この国には四季がある。色鮮やかに表情を変えるこの国の自然は、最も愛すべき祖先からの遺産だ。中でも穏やかな春から躍動する夏へと移って行くこの季節が、貴史は一番好きだ。桜の春を過ぎ生命力溢れる夏の訪れに、貴史の心も弾む。
四季を身体と心で感じることは、とても大切だ。その感動なくして、この仕事は勤まらないと貴史は常々思っている。四季の美しさを和菓子に映すのは、とても繊細で芸術性を問われる仕事だ。とは言え、貴史自身は専ら和菓子を売るだけで、作っているわけではない。
けれど職人と同じ感性を持ち、同じ気持ちで商品である和菓子を愛したい。それが、数百年の歴史を持つ老舗の暖簾を守る貴史の心意気だ。
若竹色の着物を纏う貴史の手には、大切そうにキノコの紋の入った藍色の風呂敷包みが握られている。風呂敷の中には、貴史が父親より受け継いだ京都嵯峨野の老舗和菓子屋粒々庵の今夏の新作和菓子が収められている。
風呂敷を見つめる貴史の目は、とても優しい。まるで、愛する日向を見つめるような穏やかな眼差し。恋人であり、粒々庵の若き職人である日向の作った和菓子は貴史にとって、とても愛しく誇らしいものだ。
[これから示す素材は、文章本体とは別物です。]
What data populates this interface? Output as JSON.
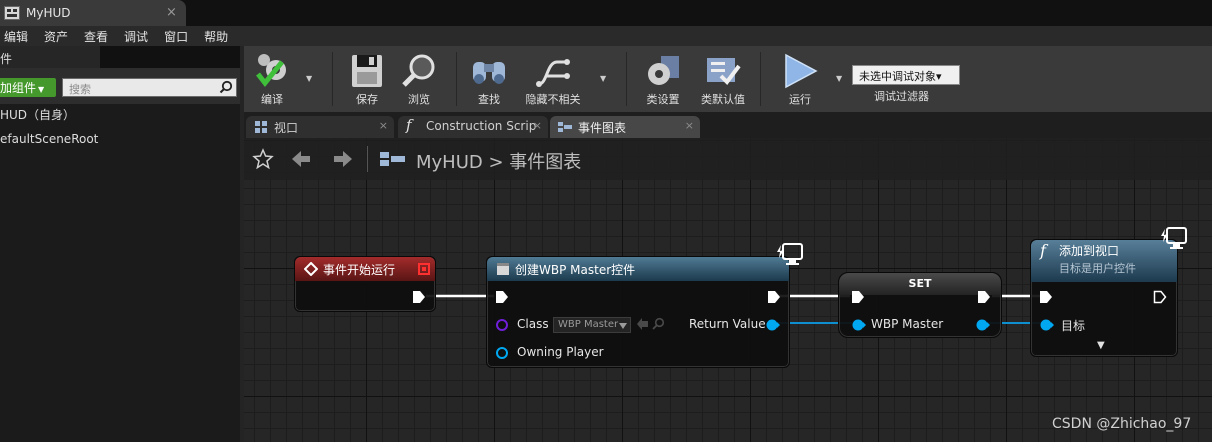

この和菓子には日向の熱意がたくさん込められている。
日向の奴、今頃なにをやっているのだろうと考えて貴史は思わず笑みを零した。日向のことを考えるだけで、とても優しい気持ちになれる。日向は、かけがえのない存在だ。
せっかく嵯峨野から祇園まで出てきたのだ、日向に土産でも買って行ってやるかなと考えを巡らせる。ところでと、貴史は時計を見上げた。にわかに貴史の顔が曇る。
約束の時間を三十分も過ぎている。時間と場所を一方的に指定してきたのは彼女の方だと言うのに、困ったものだ。
緑溢れる丸山公園の時計の下で、貴史が待っているのは昔馴染みの芸妓彩糸(あやいと)だ。その彩糸から電話をもらったのは一昨日のこと。彩糸のお客がどうしても貴史に会いたいと言っている、お茶席を設けるから自分を助けるためと思って来てもらえないだろうかと言うものだった。
和菓子屋の若旦那として、日頃お客に愛想を振りまいている貴史ではあるが、その実極端な人嫌いで、今回も丁重にお断りするつもりだった。しかし彩糸にどうしてもと泣きつかれて、貴史はしぶしぶ重い腰を上げたのだ。
「ったく、面倒な話だ」
今すぐにも引き返したい気持ちが高まって来る。あと五分待って彩糸が現れなかったら、絶対帰ってやると貴史は決めていた。
時計の秒針がぐるっと一回りする。そしてもう一回りっと思ったその時、背後から鈴のような可愛らしい声がかかった。
「こんにちはぁ。お兄はん粒々庵の若旦那はんどっしゃろか?」
「え? え、ええ」
振り返った貴史に、にこっと微笑みかけたのは綺麗に白粉を施し、ブラのついた柳と撫子の簪を挿したまだあどけなさの残る舞妓だった。置屋の紋が彫り込まれた銀色のビラ簪が、日の光に煌く。涼しげな水色の地の振袖には夏草と蛍が描かれている。舞妓一年生の証、下唇にのみ紅を塗ったその口がほっとしたように緩む。
「はぁ、違うてたらどないしよ思て。ホンマ噂通り綺麗なお兄はんやわ」
「君は?」
普通の男なら、日本人形のように艶やかで可愛らしい舞妓に『お兄はん』と呼ばれただけで浮かれあがってしまうのだろうが、貴史は違っていた。冷静に目の前の舞妓を観察している。
「すんまへん、ご挨拶が遅れてしもて。うち、夢久の舞妓で彩糸さん姉さんの妹、彩涼(あやすず)どす。彩糸さん姉さんがお茶席のお支度で抜けられへんさかい、うちが代わりにお兄はんを呼びに来たんどす」
彩涼、そう名乗った少女は懐に忍ばせた金魚柄の名刺入れを取り出し、祇をん 彩涼と書かれた花名刺を貴史に差し出した。その名刺と彼女の顔を見比べて貴史は合点がいった。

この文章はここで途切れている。